Cary, who was getting his coat on now, muttering something about it being another date night so he couldn’t stick around, directed Euan’s eyes to the snaking cable leading to the plug on the floor. Sachin made after Cary, telling McIntyre he was meeting some old pals for band practice tonight, and the two left together.

‘It doesn’t matter about the spotlight, Mum, honestly,’ the girl said in the gloom. ‘It was only for atmosphere, really.’

‘No. It was to properly illuminate the garments, to see how they will show onstage on the real runway. We need appropriate lighting to identify what needs to be altered.’

So, the blonde bob woman was the girl’s mother, and she clearly wasn’t the sort to take broken for an answer. He’d better make a decent job of this.

He reached up into the spotlight’s hinged shades and opened them wider, untwisting the bulb Cary had shoved back in before leaving, and sniffed the contact. The burned-out smell of the first bulb lingered. ‘I’m willing to bet the first bulb popped, and this second one is just a dud. Have you really not got a third?’

‘Nope,’ said McIntyre. ‘Those bulbs have been hanging around the repair shop for years. I’m no’ surprised both of them were dodgy.’

‘Sorry,’ Euan told the woman, who from the look on her face seemed to hold him personally responsible for the useless lightbulbs.

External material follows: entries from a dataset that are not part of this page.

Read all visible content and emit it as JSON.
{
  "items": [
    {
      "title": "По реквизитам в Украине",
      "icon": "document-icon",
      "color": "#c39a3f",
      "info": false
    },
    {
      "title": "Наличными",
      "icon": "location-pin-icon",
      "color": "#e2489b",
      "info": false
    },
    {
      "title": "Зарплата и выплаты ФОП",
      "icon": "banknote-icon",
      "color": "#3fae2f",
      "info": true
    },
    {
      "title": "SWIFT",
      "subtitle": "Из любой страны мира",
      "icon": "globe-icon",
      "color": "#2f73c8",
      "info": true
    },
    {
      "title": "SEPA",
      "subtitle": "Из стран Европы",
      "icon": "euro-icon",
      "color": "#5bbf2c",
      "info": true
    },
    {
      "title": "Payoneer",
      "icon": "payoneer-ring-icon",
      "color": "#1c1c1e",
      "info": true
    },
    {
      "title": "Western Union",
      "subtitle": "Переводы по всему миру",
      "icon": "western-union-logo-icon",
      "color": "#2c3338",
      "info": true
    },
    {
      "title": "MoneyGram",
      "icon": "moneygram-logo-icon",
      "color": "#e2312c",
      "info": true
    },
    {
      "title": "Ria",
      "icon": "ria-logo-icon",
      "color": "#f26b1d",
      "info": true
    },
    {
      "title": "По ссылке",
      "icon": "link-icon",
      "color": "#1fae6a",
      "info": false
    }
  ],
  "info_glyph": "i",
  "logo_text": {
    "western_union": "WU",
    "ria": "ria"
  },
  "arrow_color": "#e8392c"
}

‘Ugh, it doesn’t matter,’ the girl cried out, going over to the big sofa in the café nook and dropping herself into it. ‘All of Willie’s clothes were custom made for him, so I can only rehearse my half of the show tonight. I’ll just have to hope he’s better before the end of the month and we can fit in another rehearsal.’

Euan heard all of this, not liking the sad note in the girl’s voice. His attention, however, was drawn to the girl’s mother staring up at him from the foot of the ladder. No, she wasn’t just staring, she was assessing him.

‘You’re slim,’ she said. ‘And muscled in a scrawny sort of way.’

‘Um, thanks?’

‘How tall are you, exactly?’

‘I did tell you to run while you could, son,’ McIntyre said portentously.

Euan glanced between the woman and her daughter. ‘Modelling? Me?’ A flush of panic rose up his chest, making his throat burn. ‘I couldn’t!’ Not in front of that beautiful girl anyway. ‘Nope. Not for me, thanks.’

‘You’re a local boy?’ the woman went on, standing in his path at the foot of the ladder, not letting him descend.

‘Aye.’

‘Do you know who I am?’ Without waiting for an answer, she told him she was ‘McDowell Property Management’, before adding that her usual electrician had for some reason neglected to sign the renewal of his contract she’d sent him. ‘Are you for hire?’

Visions of a shiny white Transit van pulling tyre-smoke donuts on tarmac filled his mind. ‘I am.’

The woman handed up a card, but just before he took it in his hand, she snatched it away. ‘You are fully qualified and registered?’